A closer look behind the hype: Montana’s so-called “Bitcoin reserve” bill made headlines, but the reality didn’t match the rhetoric. In this blunt breakdown, the DACC State Representative for Montana exposes House Bill 429 as a hollow gesture—one that offered no funding, no strategy, and no real commitment to Bitcoin or digital assets. This piece dismantles the buzzword-driven policymaking that’s sweeping the country and makes a case for real crypto legislation: transparent, strategic, and inclusive.

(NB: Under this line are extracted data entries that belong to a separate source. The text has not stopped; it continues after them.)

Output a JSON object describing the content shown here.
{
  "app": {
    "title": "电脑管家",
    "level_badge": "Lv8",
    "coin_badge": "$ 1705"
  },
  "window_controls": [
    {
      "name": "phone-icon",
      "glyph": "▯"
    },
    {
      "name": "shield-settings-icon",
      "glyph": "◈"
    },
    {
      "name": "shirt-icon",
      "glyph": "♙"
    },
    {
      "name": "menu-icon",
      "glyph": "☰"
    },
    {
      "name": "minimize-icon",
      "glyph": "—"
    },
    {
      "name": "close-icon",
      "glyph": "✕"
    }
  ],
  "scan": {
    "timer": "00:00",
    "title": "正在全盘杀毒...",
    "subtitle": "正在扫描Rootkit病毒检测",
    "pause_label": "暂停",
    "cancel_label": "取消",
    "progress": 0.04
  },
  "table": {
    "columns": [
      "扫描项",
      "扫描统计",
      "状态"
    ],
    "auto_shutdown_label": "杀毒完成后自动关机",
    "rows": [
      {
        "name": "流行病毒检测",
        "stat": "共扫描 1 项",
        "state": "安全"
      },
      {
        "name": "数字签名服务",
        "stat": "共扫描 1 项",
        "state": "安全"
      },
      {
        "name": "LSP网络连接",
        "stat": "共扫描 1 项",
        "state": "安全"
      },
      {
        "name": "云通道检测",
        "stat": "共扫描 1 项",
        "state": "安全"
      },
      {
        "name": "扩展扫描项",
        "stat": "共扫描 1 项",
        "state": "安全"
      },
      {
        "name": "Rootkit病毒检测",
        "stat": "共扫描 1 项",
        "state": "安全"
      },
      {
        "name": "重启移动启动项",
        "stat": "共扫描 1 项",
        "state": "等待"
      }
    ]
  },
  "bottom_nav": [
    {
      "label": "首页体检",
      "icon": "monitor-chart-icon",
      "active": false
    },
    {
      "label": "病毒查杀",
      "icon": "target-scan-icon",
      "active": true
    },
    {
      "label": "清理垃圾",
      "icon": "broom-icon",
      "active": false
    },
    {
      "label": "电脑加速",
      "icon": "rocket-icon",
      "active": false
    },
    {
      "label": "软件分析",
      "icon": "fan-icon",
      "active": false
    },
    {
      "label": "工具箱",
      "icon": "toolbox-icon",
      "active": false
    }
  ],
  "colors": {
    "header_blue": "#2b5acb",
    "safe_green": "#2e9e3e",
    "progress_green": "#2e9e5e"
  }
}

Eli, DACC State Representative - Montana
5/2/20253 min read


Over the past few months, a lot of noise has been made about Montana becoming the first state to launch a Bitcoin reserve. It made the rounds on Twitter. It made the headlines. It made some people feel like we were on the verge of something big.
We weren’t.
I’m the DACC State Representative for Montana, and I actually read the bill. What we had was a half-baked piece of legislation that gave the illusion of leadership without doing the work. And calling it a “Bitcoin reserve” didn’t just stretch the truth—it tripped over it.
Here’s what House Bill 429 really did. It proposed setting up a special revenue account that could invest in “precious metals and digital assets” as long as those digital assets had a market cap of $750 billion or more. At the time, that meant Bitcoin and nothing else. So yeah, technically, it could’ve included Bitcoin. But it didn’t say the state would buy any. It didn’t allocate a single dollar. No strategy. No custody plan. No infrastructure. Just a legal green light for “maybe, someday.”

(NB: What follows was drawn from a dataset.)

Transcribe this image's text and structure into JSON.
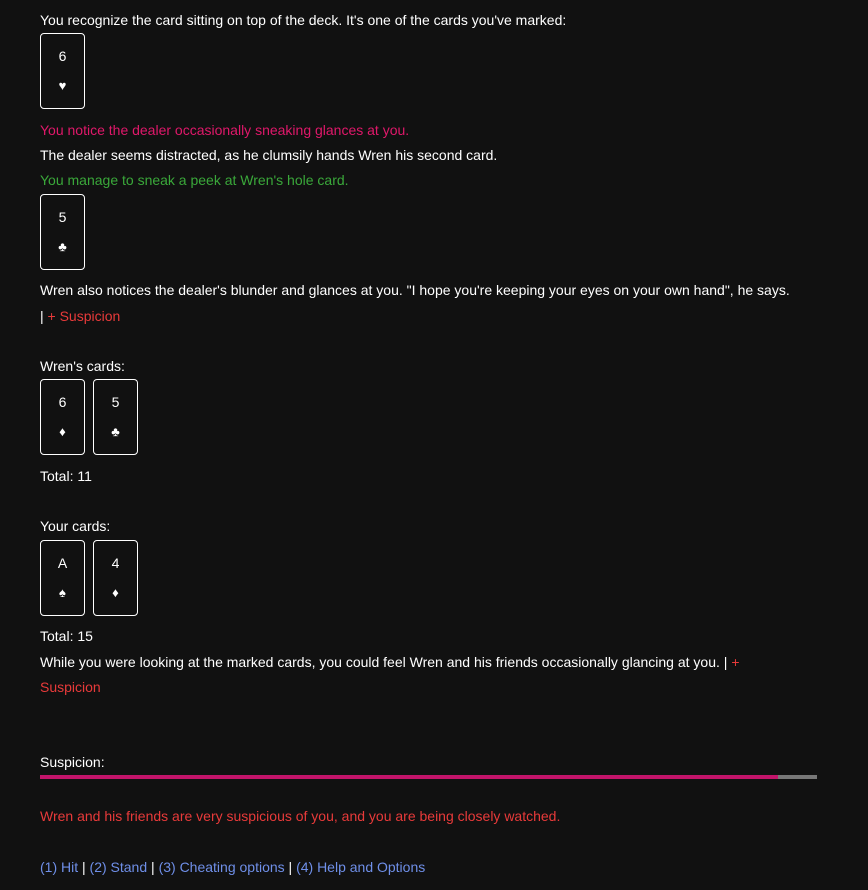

That’s not a reserve. That’s legislative cosplay.
It failed in February with a 41–59 vote. And it should have. Not because holding Bitcoin is a bad idea. I think it’s smart. But this wasn’t a Bitcoin reserve bill. It was a buzzword bill.
Worse, the way the threshold was set showed how narrow the thinking behind it really was. Pegging the cutoff at a $750 billion market cap and pretending that’s some kind of gold standard just reveals how deep the Bitcoin maxi narrative ran here. You want a good example? Look at XRP. When calculating XRP’s market cap, people exclude the tokens Ripple holds in escrow. But for Bitcoin, we count Satoshi’s untouched coins, the four to five million permanently lost coins, and everything else under the sun. That market cap is inflated by metrics built by Bitcoiners, for Bitcoiners. If you used the same logic for Bitcoin that’s used for XRP and other tokens, its market cap would already be lower. Drop the price under $50K, and suddenly it wouldn’t even qualify under its own bill.

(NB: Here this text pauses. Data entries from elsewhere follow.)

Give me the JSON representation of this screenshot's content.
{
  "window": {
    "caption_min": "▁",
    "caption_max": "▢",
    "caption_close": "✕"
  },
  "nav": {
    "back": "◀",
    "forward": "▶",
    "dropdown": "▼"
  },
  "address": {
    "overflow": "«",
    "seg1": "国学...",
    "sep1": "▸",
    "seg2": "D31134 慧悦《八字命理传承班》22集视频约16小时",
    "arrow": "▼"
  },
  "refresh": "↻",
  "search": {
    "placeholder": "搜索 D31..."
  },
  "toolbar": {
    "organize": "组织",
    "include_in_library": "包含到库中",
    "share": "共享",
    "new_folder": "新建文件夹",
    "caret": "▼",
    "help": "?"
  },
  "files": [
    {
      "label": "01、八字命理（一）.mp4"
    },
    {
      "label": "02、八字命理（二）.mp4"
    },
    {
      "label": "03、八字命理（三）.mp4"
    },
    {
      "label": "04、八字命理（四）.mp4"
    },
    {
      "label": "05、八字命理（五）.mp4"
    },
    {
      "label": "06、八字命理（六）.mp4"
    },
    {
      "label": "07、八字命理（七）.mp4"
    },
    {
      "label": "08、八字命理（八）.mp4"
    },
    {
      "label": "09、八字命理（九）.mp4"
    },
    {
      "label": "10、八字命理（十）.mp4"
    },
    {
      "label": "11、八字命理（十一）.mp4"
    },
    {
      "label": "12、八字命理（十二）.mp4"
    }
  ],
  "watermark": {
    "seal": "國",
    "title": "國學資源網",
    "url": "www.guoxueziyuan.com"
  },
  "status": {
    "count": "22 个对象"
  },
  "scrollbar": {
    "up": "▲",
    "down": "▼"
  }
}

That’s the problem with building policy around one asset and acting like it’s the only thing that matters. It might get you likes on Twitter, but it won’t get you meaningful progress. And it sure as hell doesn’t help consumers.
If we want Montana to lead in digital asset policy, here’s what we need. A bill that actually names Bitcoin if that’s the intent. One that sets standards, allocates funds, and outlines what the state is going to do. One that separates Bitcoin from traditional commodities like gold, instead of mixing them into the same bucket. And most importantly, one that includes real oversight by people who understand what they’re doing, not people who are chasing headlines.
This isn’t just a Montana issue. You could copy-paste this story onto half the states that had “Bitcoin reserve” bills introduced this year. The problem isn’t that the bills failed. It’s that they were built to fail. They weren’t designed to bring the community together. They were designed to create a talking point.
We don’t need more of that. We need a united crypto front. We need inclusive, forward-thinking policy that doesn’t rely on inflated numbers or political vanity projects. And we sure don’t need one guy trying to lead the entire movement while locking everyone else out.